The Role of Antihistamines and Dupilumab in the Management of Alopecia Areata: A Systematic Review

October 2022 | Volume 21 | Issue 10 | 1070 | Copyright © October 2022


Published online October 3, 2022

doi:10.36849/JDD.6553

Christine T. Pham MDa, Calvin Sung MDa, Margit Juhasz MDa, Joyce T. Yuan MDb, Maryanne Senna MDc, Pooja Khera MDd, Natasha A. Mesinkovska MD PhDa

aUniversity of California, Irvine, Department of Dermatology, Irvine, CA
bUniversity of California, San Diego, Department of Dermatology, San Diego, CA
cHarvard University, Department of Dermatology, Boston, MA
dGeorge Washington School of Medicine and Health Sciences, Department of Dermatology, Washington DC

Abstract
Background: Approximately 30% to 40% of alopecia areata (AA) patients have atopic dermatitis. Studies suggest that antihistamines and dupilumab may be effective treatments; however, the potential benefit of these therapies as either adjunct or monotherapy has yet to be elucidated.
Objective: To evaluate the use of antihistamines and dupilumab in the treatment of AA.
Methods: A literature search was conducted in August 2021 according to PRISMA guidelines. Inclusion criteria were articles describing the use of antihistamines or dupilumab for AA or those discussing AA development as an adverse event of these therapies.
Results: Forty-two articles with 395 patients describe the use of antihistamines or dupilumab in AA. The most common antihistamine regimens were oxatomide 30 mg twice a day, fexofenadine 60 or 120 mg/day, and ebastine 10 mg/day; and the majority of cases reported significant hair regrowth, decreased pruritus, and erythema. Studies on the use of dupilumab for AA demonstrated remarkable hair growth in some patients (n=23), no change in others (n=3), and no new hair loss in a patient with resolved alopecia universalis (AU) (n=1). In contrast, dupilumab therapy for AD has been implicated as a cause of AA (n=21), drug-induced alopecia (n=2), and AA-like psoriasis (n=1).
Conclusion: Current literature is promising for the use of antihistamines as adjunct treatments for AA, while monotherapy needs to be further explored. The role of dupilumab in AA treatment and/or development also requires further research.

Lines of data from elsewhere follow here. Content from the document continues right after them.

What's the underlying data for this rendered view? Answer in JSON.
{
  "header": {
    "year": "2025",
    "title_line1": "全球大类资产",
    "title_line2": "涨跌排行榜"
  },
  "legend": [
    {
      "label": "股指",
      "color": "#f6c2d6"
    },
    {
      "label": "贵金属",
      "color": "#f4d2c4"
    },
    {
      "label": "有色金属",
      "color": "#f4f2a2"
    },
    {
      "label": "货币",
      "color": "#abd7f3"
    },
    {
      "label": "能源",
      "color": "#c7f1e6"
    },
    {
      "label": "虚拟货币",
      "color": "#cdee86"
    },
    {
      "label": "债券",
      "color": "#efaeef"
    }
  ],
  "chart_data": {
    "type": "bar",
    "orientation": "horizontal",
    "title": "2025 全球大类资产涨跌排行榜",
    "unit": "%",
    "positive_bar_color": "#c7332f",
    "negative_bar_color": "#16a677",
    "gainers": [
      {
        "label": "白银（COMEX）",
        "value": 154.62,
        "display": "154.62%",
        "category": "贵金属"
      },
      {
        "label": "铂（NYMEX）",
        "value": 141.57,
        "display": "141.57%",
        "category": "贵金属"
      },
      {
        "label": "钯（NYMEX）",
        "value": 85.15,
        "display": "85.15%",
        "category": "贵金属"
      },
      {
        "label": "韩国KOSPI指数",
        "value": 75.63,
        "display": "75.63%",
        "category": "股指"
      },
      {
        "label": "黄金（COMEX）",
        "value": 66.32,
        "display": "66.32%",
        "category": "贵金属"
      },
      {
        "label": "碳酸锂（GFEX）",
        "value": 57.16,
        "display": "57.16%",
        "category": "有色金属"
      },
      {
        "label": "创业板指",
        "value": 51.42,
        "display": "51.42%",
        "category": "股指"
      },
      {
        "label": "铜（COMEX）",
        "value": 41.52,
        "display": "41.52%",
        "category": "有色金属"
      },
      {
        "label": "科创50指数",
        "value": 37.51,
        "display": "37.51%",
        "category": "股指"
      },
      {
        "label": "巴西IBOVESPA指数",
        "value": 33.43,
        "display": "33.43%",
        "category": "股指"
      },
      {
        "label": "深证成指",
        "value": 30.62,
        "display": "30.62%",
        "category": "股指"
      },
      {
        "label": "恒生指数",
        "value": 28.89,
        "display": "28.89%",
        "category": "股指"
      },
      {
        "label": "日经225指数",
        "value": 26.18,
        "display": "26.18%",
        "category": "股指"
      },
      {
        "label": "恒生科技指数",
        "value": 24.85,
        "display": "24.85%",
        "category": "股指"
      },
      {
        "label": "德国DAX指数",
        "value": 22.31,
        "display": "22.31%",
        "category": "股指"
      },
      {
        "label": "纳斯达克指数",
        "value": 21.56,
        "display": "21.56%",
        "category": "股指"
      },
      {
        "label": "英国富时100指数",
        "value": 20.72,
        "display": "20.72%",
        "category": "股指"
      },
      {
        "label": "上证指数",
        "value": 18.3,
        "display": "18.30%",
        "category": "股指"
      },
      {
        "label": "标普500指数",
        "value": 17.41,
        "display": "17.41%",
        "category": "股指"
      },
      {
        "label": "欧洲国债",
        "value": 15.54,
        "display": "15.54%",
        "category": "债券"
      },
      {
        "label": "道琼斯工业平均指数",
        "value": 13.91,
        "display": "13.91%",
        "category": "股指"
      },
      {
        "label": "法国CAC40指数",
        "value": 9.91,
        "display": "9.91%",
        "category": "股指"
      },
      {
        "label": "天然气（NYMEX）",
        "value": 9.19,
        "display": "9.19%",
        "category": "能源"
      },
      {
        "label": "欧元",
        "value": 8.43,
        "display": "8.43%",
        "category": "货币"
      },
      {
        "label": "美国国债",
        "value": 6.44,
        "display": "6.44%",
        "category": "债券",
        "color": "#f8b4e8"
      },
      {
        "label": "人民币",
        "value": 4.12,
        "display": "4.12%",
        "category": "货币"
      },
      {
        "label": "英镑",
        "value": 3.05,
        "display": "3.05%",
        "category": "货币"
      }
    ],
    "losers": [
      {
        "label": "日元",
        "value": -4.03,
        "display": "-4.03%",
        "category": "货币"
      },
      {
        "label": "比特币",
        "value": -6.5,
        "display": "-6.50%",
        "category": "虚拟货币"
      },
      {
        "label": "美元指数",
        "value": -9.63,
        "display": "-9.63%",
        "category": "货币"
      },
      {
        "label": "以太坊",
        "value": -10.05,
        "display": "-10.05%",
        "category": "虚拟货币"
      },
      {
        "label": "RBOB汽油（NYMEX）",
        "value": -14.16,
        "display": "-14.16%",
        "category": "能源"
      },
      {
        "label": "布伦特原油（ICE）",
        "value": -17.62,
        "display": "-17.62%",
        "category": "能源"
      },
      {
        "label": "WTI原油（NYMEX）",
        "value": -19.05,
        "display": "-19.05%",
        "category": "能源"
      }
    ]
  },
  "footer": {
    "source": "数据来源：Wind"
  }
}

J Drugs Dermatol. 2022;21(10):1070-1083. doi:10.36849/JDD.6553

INTRODUCTION

Alopecia areata (AA) is a nonscarring alopecia, characterized by patchy hair loss affecting the scalp, face, and body, with a smaller subset of patients progressing to alopecia totalis (AT) or universalis (AU). The pathogenesis of AA is widely accepted as an autoimmune condition involving lymphocytic infiltration around the hair bulb.1

Current AA therapies focus on hair regrowth in alopecic patches, and on minimizing progression of alopecia, with the mainstay of therapy centered around steroids or other immune-modulating medications. On histology, AA demonstrates a predominantly lymphocytic inflammatory infiltrate although mast cells adjacent to hair follicles are also seen. Interferon (IFN)-γ produced by T-cells induces expression of major histocompatibility classes I and II (MHC-I/-II), intercellular adhesion molecule-1 (ICAM-1), and human leukocyte antigen (HLA)-DR, implicated in the loss of immune privilege.2 Histamine enhances IFN-γ induced expression of ICAM-1 and MHC-I, thereby presenting a potential therapeutic target in AA.3

Atopy is common in AA patients, many presenting with concomitant atopic dermatitis (AD), allergic rhinitis, or asthma. AD is classically considered a Th2-mediated disease with elevated interleukin (IL)-4, IL-5, IL-13, and IL-31, a pathway classically not associated with AA.4 Dupilumab is a monoclonal antibody recently approved to treat moderate to severe AD, targeting IL-4 and IL-13 and thus downregulating Th2-mediated inflammation.5 Although the pathogenesis of AA is not fully understood, studies show an upregulation of Th1 and Th2 signaling cascades, as well as phosphodiesterase (PDE)-4, IL-23, and IL-9.6 With recent better understanding of the overlapping Th2 component of AA and AD, dupilumab and antihistamines may represent novel therapeutic options for AA. This systematic review aims to assess the use of antihistamines and dupilumab in AA.